The cemetery under investigation is is known as Campochiaro, and is located in Molise. It dates from the 6th to 8th centuries CE, and consists of two primary burial areas: Morrione and Vicenne, although only the former was investigated further in this analysis. While there is no known settlement attached to the burial site, this lack of settlement suggests that the population was semi-nomadic. Further, there are abundant artifacts which argue for the site to be part of a multi-cultural barbarian population. The artifacts can be attributed to the Lombards, Avars, and a number of nomadic Asian populations. This is further supported by the variation in grave goods, and burial layouts. In this time period, central Italy was the site of territory conflict between the Lombards and the Byzantine army. Therefore, Rubini and Zaio (2011) argue that the individuals in the Campochiaro area may have been part of a military outpost built to protect and control the border.
At the Morrilone cemetery, there were 234 graves were excavated. Of these, a few were selected for deeper investigation due to paleopathology. Grave 20 contained an older male, over 55 years. He was about 161 cm with mongoloid facial characteristics. He also had very pronounced muscle markers on his skeleton, which suggest he was engaged in activities like drawing a bow and riding a horse. He has a blunt force injury on the side of his skull at the parietal. The wound is healed, and has signs of medical treatment. This is typical of Avar warriors who were both fierce and good with medicine. Grave 102 also contained an older male, aged 50-55 years. He was 169 cm tall and had Adriatic facial characteristics. On his skull there was a healed slice through orbit and frontal bone suggesting sharp force trauma.
Grave 108, like the others, was an old male older than 50 years. He was 161 cm tall and his facial features were not clearly one type of ethnicity. He had a number of pathologies, including osteoarthritis in the spine and sharp force trauma to the fontal bone. He also had destruction of the facial bones and bony resorption of the nasal bones usually associated with rhinomaxillary syndrome and leprosy. There was also leprous destruction in the hands and feet. The disease would have been highly disabling due to loss of feeling and control in the appendages. However, there are stories of leprous barbarian kings battling through both foreigners despite their disease.
Injuries by all are clearly related to conflict and not due to accident. This was determined by the authors due to the pattern of the injuries. The combination of blunt and sharp force trauma around the head is suggestive of warfare. This is further supported by the high number of weapons found in the graves, and the location. This evidence, combined with location and ethnic identity supports the author’s conclusion that this burial site belonged to a nomadic group on the borders of the Byzantine/Lombard-Avar lines.

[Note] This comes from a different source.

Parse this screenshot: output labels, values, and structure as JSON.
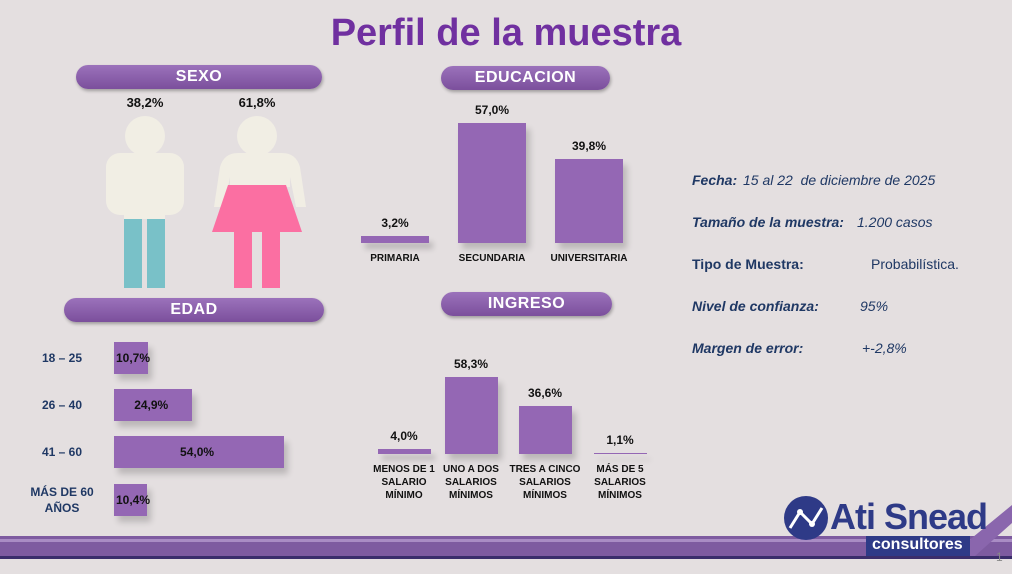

What I like about this article was that the authors had an interpretation of the site as a warrior cemetery, and then went through each piece of evidence to show how they arrived at this conclusion. However, I’d like to know more about the entire cemetery and the rest of the population. We are given only a small snap shot of what the population contains, and it isn’t even a representative one. The sample contains individuals who are extremely similar, so we don’t know if they are good representations of the entire population. Knowing the age and sex distribution is important towards interpreting the site as a whole. Hopefully future articles will explore the site more fully.
Update: Check out Kristina Killgrove’s more in depth critique of this paper. It goes a lot deeper into the problems of racial typology (saying someone is mongoloid/adriatic) and the lack of clear cut evidence: Powered By Osteons– The Leper Warrior
Rubini and Zaio (2011). Warrior from the East: Skeletal eivdence of warfare from a Lonbard-Avar cemetery in Central Italy. In Journal of Archaeological Science 38.